Starting university, particularly in a new country, can be daunting and overwhelming. Back in my first year, we didn’t have a scheme to bring us all together, nor give us advice academically. The Academic Family Peer Support Scheme is a great way to meet people from the same course and create a circle of friends from day one. Each group will have students who come from different cultural backgrounds and with different Honours selections, embracing diversity.

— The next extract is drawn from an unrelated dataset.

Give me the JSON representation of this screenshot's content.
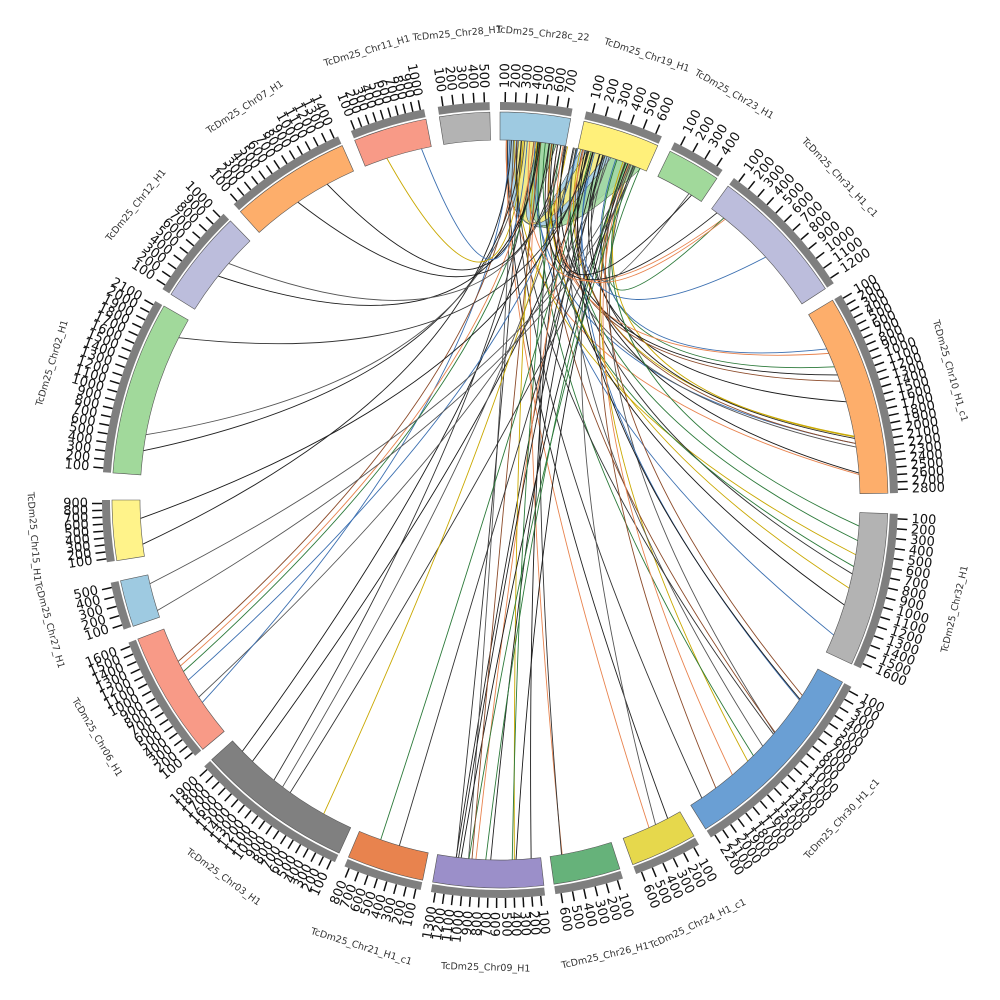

Each family consists of approximately 15 new students and is led by 2-3 junior and senior Honours students, known as the academic family leaders. The leaders have already recently experienced all the excitement and questions one has on their first year and can therefore give advice on certain topics better than a personal tutor or a professor. Moreover, the family aspect of this scheme aims to make the new students feel comfortable enough to address any issues they may have with their leaders, so that they know they have someone to talk to and listen to them. During the year, leaders will have a minimum of 5 meetings with their families, each of them having a theme to help easing the transition from school to university, for example settling in, exam preparation and selecting courses for the following year. Overall, the Academic Family scheme aims to ensure the students feel supported during their first year and, that they have someone to guide them and give them advice

Makis Tzioras Year 4 BSc (Hons) Neuroscience student. 

Employability and Development Workshops

Our students are supported throughout their studies and one example of this continuing support is via a series of workshops, designed to enhance student’s employability and well-being.  These mixed year, interactive workshops offer students the chance to enhance their interview techniques, develop resilience, deal with stress and enhance presentation skills, amongst other workshop themes. Each theme is developed based on student feedback, with attendance and usefulness rated consistently highly. Initially developed for our Medical Sciences students these workshops are now also offered to our new Biomedical Sciences students.